D’après eux, un supercalculateur classique aurait pris 2 jours et demi, et pas 10 000 ans, pour effectuer la même opération que Sycamore.

On ne sait toujours pas qui a raison…

Parce que le problème, avec le calcul quantique, c’est qu’on peut y arriver une fois – et ça ne garantit pas qu’on puisse le refaire dans la foulée.

Ce qu’on sait, en revanche, c’est que tout le monde veut du quantique.

Car le premier pays ou la première entreprise à maîtriser pour de bon la suprématie quantique aura un avantage à peine concevable.

Pour que vous compreniez, je dois vous rappeler comment marche l’informatique « classique ».

Les 0 et les 1

L’informatique, c’est des 0 et de 1.

Tout le monde le sait, mais personne ne comprend ce que ça signifie.

Pour résumer, le 0 signifie « faux » et le 1 « vrai ». On appelle ça le système binaire.

Les machines numériques traitent les informations sous forme de suites binaires.

Ces suites de 0 et de 1 forment des messages ou des instructions. Plus la suite est longue, plus le message est complexe.

Chaque chiffre binaire (0 ou 1) est un bit. C’est l’unité de base de l’information. Un groupe de 8 bits s’appelle un octet.

Et chaque octet correspond à une instruction ou à un caractère.

C’est la façon la plus simple, pour une machine, d’appréhender la réalité.

Surtout, c’est ce sur quoi repose l’informatique moderne. Des 0 et de 1, à partir desquels on construit tout le reste, les langages de programmation, qui eux-mêmes construisent les programmes, les logiciels et les sites…

Il faut imaginer tout ceci comme un continuum depuis le langage de la machine, ultra-basique, composé de 0 et de 1 car limité par une réalité physique (des interrupteurs ouverts ou fermés), vers le langage humain, infiniment plus complexe.

C’est là qu’intervient l’informatique quantique.

Quantique, ça veut dire quoi ?

Avec l’informatique quantique, l’unité de base n’est plus le bit (le 0 ou le 1) mais le qubit.

Un qubit est la version « quantique » du bit.

qubit

Et si vous connaissez un peu la physique quantique, vous me voyez venir…

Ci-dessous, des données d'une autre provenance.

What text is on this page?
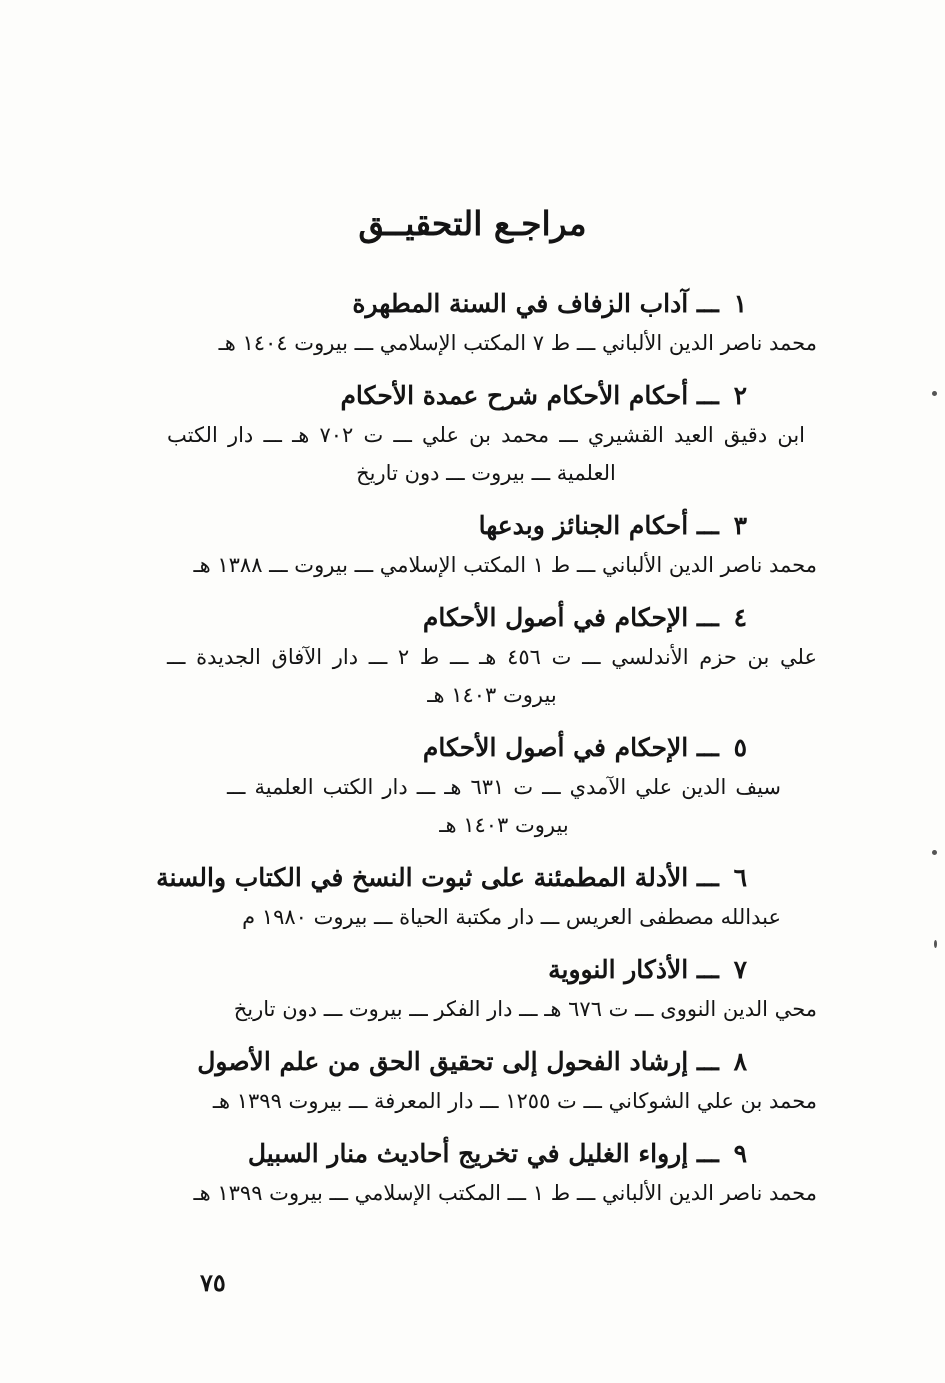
مراجـع التحقيــق
١ ـــ آداب الزفاف في السنة المطهرة
محمد ناصر الدين الألباني ـــ ط ٧ المكتب الإسلامي ـــ بيروت ١٤٠٤ هـ
٢ ـــ أحكام الأحكام شرح عمدة الأحكام
ابن دقيق العيد القشيري ـــ محمد بن علي ـــ ت ٧٠٢ هـ ـــ دار الكتب العلمية ـــ بيروت ـــ دون تاريخ
٣ ـــ أحكام الجنائز وبدعها
محمد ناصر الدين الألباني ـــ ط ١ المكتب الإسلامي ـــ بيروت ـــ ١٣٨٨ هـ
٤ ـــ الإحكام في أصول الأحكام
علي بن حزم الأندلسي ـــ ت ٤٥٦ هـ ـــ ط ٢ ـــ دار الآفاق الجديدة ـــ بيروت ١٤٠٣ هـ
٥ ـــ الإحكام في أصول الأحكام
سيف الدين علي الآمدي ـــ ت ٦٣١ هـ ـــ دار الكتب العلمية ـــ بيروت ١٤٠٣ هـ
٦ ـــ الأدلة المطمئنة على ثبوت النسخ في الكتاب والسنة
عبدالله مصطفى العريس ـــ دار مكتبة الحياة ـــ بيروت ١٩٨٠ م
٧ ـــ الأذكار النووية
محي الدين النووى ـــ ت ٦٧٦ هـ ـــ دار الفكر ـــ بيروت ـــ دون تاريخ
٨ ـــ إرشاد الفحول إلى تحقيق الحق من علم الأصول
محمد بن علي الشوكاني ـــ ت ١٢٥٥ ـــ دار المعرفة ـــ بيروت ١٣٩٩ هـ
٩ ـــ إرواء الغليل في تخريج أحاديث منار السبيل
محمد ناصر الدين الألباني ـــ ط ١ ـــ المكتب الإسلامي ـــ بيروت ١٣٩٩ هـ
٧٥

Pour ceux qui n’y connaissent rien, pas de panique.

La physique quantique, c’est (pour résumer) la physique de l’infiniment petit. Les lois qui régissent le comportement des atomes et des particules.

Car il faut bien comprendre une chose : les lois de la physique classique et les lois de la physique quantique ne sont pas les mêmes.

Des choses qui nous semblent impossibles à notre échelle sont tout à fait possibles à l’échelle quantique.

C’est là toute la difficulté.

Il faut accepter que les « règles du jeu », les lois du réel, changent et se courbent à mesure que l’on zoome jusqu’aux composants les plus essentiels de la matière.

En clair : vous avez beau n’être qu’une immense somme d’atomes, vous n’obéissez pas aux mêmes règles que l’atome seul.

C’est tout bon ? Poursuivons.

En physique quantique, une de ces fameuses lois insaisissables, c’est la superposition des états.

Si vous connaissez le chat de Schrödinger, c’est de ça qu’il s’agit.

Bien sûr, le chat ne peut pas être vivant ou mort à la fois, car un chat n’est pas un objet quantique… mais un électron, si.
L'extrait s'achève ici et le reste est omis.